1943 While in some instances this can generate better code, improvements are
1944 subject to the whims of the allocator/optimizers. Since there are no
1945 guarantees that your improvements won't be lost, this usage of Local
1946 Register Variables is discouraged.
1947
1948 On the MIPS platform, there is related use for local register variables
1949 with slightly different characteristics (see :ref:`gccint:mips-coprocessors`).
1950
1951 .. _size-of-an-asm:
1952
1953 Size of an asm
1954 ^^^^^^^^^^^^^^
1955
1956 Some targets require that GCC track the size of each instruction used
1957 in order to generate correct code. Because the final length of the
1958 code produced by an ``asm`` statement is only known by the
1959 assembler, GCC must make an estimate as to how big it will be. It
1960 does this by counting the number of instructions in the pattern of the
1961 ``asm`` and multiplying that by the length of the longest
1962 instruction supported by that processor. (When working out the number
1963 of instructions, it assumes that any occurrence of a newline or of
1964 whatever statement separator character is supported by the assembler ---
1965 typically :samp:`;` --- indicates the end of an instruction.)
1966
1967 Normally, GCC's estimate is adequate to ensure that correct
1968 code is generated, but it is possible to confuse the compiler if you use
1969 pseudo instructions or assembler macros that expand into multiple real
1970 instructions, or if you use assembler directives that expand to more
1971 space in the object file than is needed for a single instruction.

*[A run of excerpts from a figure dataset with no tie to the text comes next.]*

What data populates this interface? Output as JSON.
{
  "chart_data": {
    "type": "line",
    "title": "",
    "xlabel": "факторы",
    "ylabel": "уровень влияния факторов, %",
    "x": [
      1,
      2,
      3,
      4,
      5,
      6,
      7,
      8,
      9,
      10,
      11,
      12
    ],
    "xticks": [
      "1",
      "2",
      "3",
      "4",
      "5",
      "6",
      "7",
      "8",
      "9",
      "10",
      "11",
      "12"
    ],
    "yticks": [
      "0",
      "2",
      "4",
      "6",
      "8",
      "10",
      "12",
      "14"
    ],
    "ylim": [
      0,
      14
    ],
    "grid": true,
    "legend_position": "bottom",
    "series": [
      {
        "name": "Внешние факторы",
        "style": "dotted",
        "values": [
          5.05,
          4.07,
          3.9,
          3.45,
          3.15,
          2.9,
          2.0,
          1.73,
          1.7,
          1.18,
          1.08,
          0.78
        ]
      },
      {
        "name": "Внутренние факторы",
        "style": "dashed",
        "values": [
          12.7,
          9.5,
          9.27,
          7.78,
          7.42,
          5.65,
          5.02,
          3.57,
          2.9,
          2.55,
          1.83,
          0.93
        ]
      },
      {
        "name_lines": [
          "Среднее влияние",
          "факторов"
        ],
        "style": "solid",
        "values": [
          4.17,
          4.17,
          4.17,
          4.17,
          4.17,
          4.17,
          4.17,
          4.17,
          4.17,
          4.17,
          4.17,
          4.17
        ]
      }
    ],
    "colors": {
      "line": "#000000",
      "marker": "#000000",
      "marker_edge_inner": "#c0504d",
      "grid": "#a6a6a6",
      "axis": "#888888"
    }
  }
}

1972 If this happens then the assembler may produce a diagnostic saying that
1973 a label is unreachable.
1974
1975 .. index:: asm inline
1976
1977 This size is also used for inlining decisions. If you use ``asm inline``
1978 instead of just ``asm``, then for inlining purposes the size of the asm
1979 is taken as the minimum size, ignoring how many instructions GCC thinks it is.